The Crown Prince leaned over the rail, and when the current
caught it, he cheered too, and waved his cap. He was reproved,
of course, and some officious person insisted on tucking the
rug around his royal legs. But when no one was looking, he
broke a flower from the bouquet and flung it overboard. He
pretended that it was a boat, and was going down to Karnia,
filled with soldiers ready to fight.

But the thought of soldiers brought Nikky to his mind. His
face clouded. "It's very strange about Nikky," he said. "He
is away somewhere. I wish he had sent word he was going."

Hedwig looked out over the river.

The Archduchess glanced at Miss Braithwaite. "There is no
news?" she asked, in an undertone.

"None," said Miss Braithwaite.

A sudden suspicion rose in Hedwig's mind, and made her turn
pale. What if they had sent him away? Perhaps they feared him
enough for that! If that were true, she would never know. She
knew the ways of the Palace well enough for that. In a sort of
terror she glanced around the group, so comfortably disposed.
Her mother was looking out, with her cool, impassive gaze.
Miss Braithwaite knitted. The Countess, however, met her eyes,
and there was something strange in them: triumph and a bit of
terror, too, had she but read them. For the Countess had put
in her plea for a holiday and had been refused.
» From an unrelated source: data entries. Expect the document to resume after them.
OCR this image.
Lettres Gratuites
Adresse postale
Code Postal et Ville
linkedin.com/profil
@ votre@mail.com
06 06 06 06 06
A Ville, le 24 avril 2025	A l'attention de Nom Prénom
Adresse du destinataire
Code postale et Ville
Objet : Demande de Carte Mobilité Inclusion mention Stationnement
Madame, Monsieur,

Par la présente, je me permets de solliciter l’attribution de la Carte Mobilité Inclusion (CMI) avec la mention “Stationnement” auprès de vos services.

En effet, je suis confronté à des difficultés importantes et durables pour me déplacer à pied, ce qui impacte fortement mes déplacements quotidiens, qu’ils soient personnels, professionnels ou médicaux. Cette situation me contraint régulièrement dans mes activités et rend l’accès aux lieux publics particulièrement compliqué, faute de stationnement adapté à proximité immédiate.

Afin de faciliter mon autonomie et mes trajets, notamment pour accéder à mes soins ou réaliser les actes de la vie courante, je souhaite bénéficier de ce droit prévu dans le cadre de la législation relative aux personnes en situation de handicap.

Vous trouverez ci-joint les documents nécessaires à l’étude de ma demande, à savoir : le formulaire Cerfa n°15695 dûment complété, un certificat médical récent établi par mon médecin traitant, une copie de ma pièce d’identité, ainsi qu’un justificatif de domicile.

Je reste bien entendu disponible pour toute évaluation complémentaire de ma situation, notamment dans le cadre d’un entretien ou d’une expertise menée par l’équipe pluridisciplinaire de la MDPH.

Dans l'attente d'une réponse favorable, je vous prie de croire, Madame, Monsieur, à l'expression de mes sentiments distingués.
The launch drew up near the fort, and the Crown Prince's salute
of a certain number of guns was fired. The garrison was drawn
up in line, and looked newly shaved and very, very neat. And
the officers came out and stood on the usual red carpet, and
bowed deeply, after which they saluted the Crown Prince and he
saluted them. Then the Colonel in charge shook hands all
round, and the band played. It was all very ceremonious and
took a lot of tine.

The new fortress faced the highroad some five miles from the
Karnian border. It stood on a bluff over the river, and was,
as the Crown Prince decided, not so unlike the desk, after all,
except that it had a moat around it.

Hedwig and the Countess went with the party around the
fortifications. The Archduchess and Miss Braithwaite had
sought a fire. Only the Countess, however, seemed really
interested. Hedwig seemed more intent on the distant line of
the border than on anything else. She stood on a rampart and
stared out at it, looking very sad. Even the drill - when at a
word all the great guns rose and peeped over the edge at the
valley below, and then dropped back again as if they had seen
enough - even this failed to rouse her.